The bridge program is made even smoother as it is taught using the teachers the youngsters will have when they start kindergarten.
“I love the Bridge program,” noted Rosemarie Buccieri who has taught the K Bridge at George McParland School for 8 years. “The children are exposed to school routines making them better prepared to enter the ‘academic world’ with less anxiety. Parents and children learn that school is a safe and fun place.”
Parents are brought into the loop on the first day of the bridge program about what to expect in the eight days and how they can help their child progress. Then on the final day parents are provided with information on what they should practice with their child for kindergarten as well as what to expect once they start kindergarten.
It also involves illustrating to parents how a child’s work is play. Examples include:
Drawing and painting that employs a child’s creativity helps develop writing skills.
Sharing time by talking to others about their personal experiences such as going to the movies develop language skills.
Having stories, rhymes and poems read to them each day helps develop listening skills.
Sharing playthings with others helps develop social skills.
Putting toys away after they are done with them helps develop responsibility.
Cutting and pasting such as for a collage helps develop writing skills by increasing awareness of what will fit and how it will fit. It also develops muscle in their hands. Both abilities are needed for writing.
uSinging, marching, running, and clapping hands in rhythm helps develop self-expression, coordination, and basic timing skills.
Looking at books, turning pages and enjoying colorful photos helps develop an interest in reading.
Outside activities such as climbing, running, jumping, throwing, and catching helps develop balance and coordination.
Taking walking trips through the neighborhood, taking nature walks, and riding the bus helps develop an awareness of the larger world by using all of their senses.
It is all part of an ongoing effort to make sure that students in the first four years of formal education successfully grasp the basics that create the foundation needed to tackle more intense academics as they progress toward the 12th grade. Study after study has shown that failing to grasp reading, basic math, and such leads to students struggling to the point in upper grades they become frustrated and lose interests in education. In a bid to get them back on track it takes a lot of effort that may not succeed.

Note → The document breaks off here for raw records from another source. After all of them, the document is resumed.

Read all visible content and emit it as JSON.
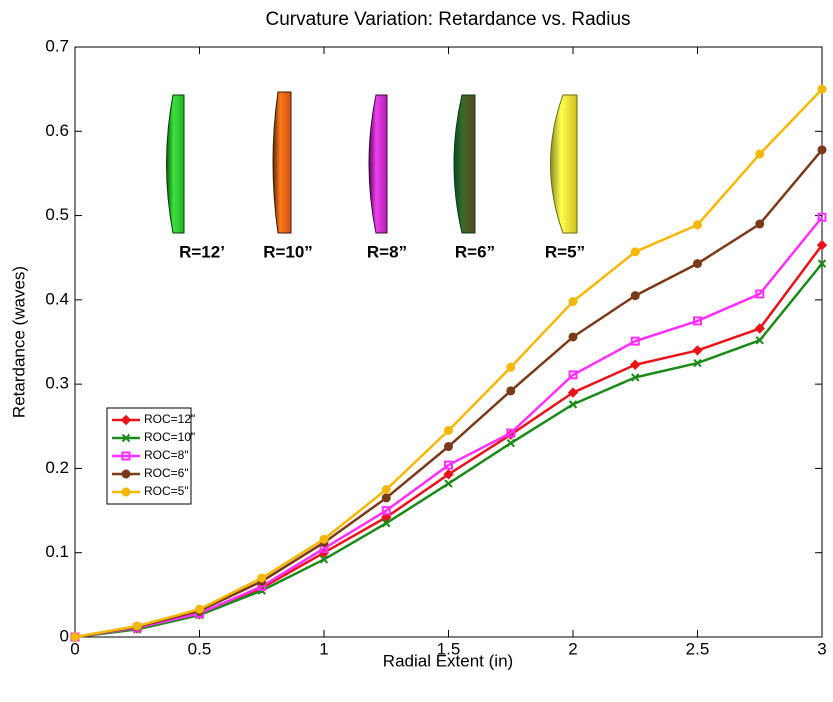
{
  "chart_data": {
    "type": "line",
    "title": "Curvature Variation: Retardance vs. Radius",
    "x_label": "Radial Extent (in)",
    "y_label": "Retardance (waves)",
    "x": [
      0,
      0.25,
      0.5,
      0.75,
      1,
      1.25,
      1.5,
      1.75,
      2,
      2.25,
      2.5,
      2.75,
      3
    ],
    "xlim": [
      0,
      3
    ],
    "xticks": [
      0,
      0.5,
      1,
      1.5,
      2,
      2.5,
      3
    ],
    "ylim": [
      0,
      0.7
    ],
    "yticks": [
      0,
      0.1,
      0.2,
      0.3,
      0.4,
      0.5,
      0.6,
      0.7
    ],
    "grid": false,
    "legend": "left",
    "series": [
      {
        "name": "ROC=12\"",
        "color": "#e8141a",
        "marker": "diamond",
        "values": [
          0,
          0.01,
          0.027,
          0.058,
          0.1,
          0.142,
          0.193,
          0.24,
          0.29,
          0.323,
          0.34,
          0.366,
          0.465
        ]
      },
      {
        "name": "ROC=10\"",
        "color": "#1a8a1a",
        "marker": "x",
        "values": [
          0,
          0.009,
          0.026,
          0.055,
          0.092,
          0.135,
          0.182,
          0.23,
          0.276,
          0.308,
          0.325,
          0.352,
          0.443
        ]
      },
      {
        "name": "ROC=8\"",
        "color": "#ff30ff",
        "marker": "square",
        "values": [
          0,
          0.011,
          0.028,
          0.06,
          0.105,
          0.15,
          0.204,
          0.242,
          0.311,
          0.351,
          0.375,
          0.407,
          0.498
        ]
      },
      {
        "name": "ROC=6\"",
        "color": "#7a3a1a",
        "marker": "circle",
        "values": [
          0,
          0.012,
          0.031,
          0.066,
          0.112,
          0.165,
          0.226,
          0.292,
          0.356,
          0.405,
          0.443,
          0.49,
          0.578
        ]
      },
      {
        "name": "ROC=5\"",
        "color": "#f5b800",
        "marker": "circle",
        "values": [
          0,
          0.013,
          0.033,
          0.07,
          0.116,
          0.175,
          0.245,
          0.32,
          0.398,
          0.457,
          0.489,
          0.573,
          0.65
        ]
      }
    ],
    "annotations": [
      "R=12’",
      "R=10”",
      "R=8”",
      "R=6”",
      "R=5”"
    ]
  }
}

 From that standpoint programs such as the kindergarten bridge endeavor and preschool can not only increase the chances of a student’s success but also maximize the expenditure of tax dollars.
It costs in excess of $10,000 a year to educate a student. By investing a fraction of that upfront not only are they ready for school but parents are engaged.
As part of the district’s school readiness program there are:
uFifteen preschool classes — 14 at district schools and one at the privately operated Kids Academy.
uHead Start is offered at Sequoia Elementary, McFall School, and Lathrop Preschool Center.
uThere are 13 transitional kindergarten classes at 10 schools.
The bridge program focusing on social emotion skills is open to all incoming kindergarten students.
It runs this year from July 23 through Aug. 1 — Monday through Friday the first week and Monday through Wednesday the second week.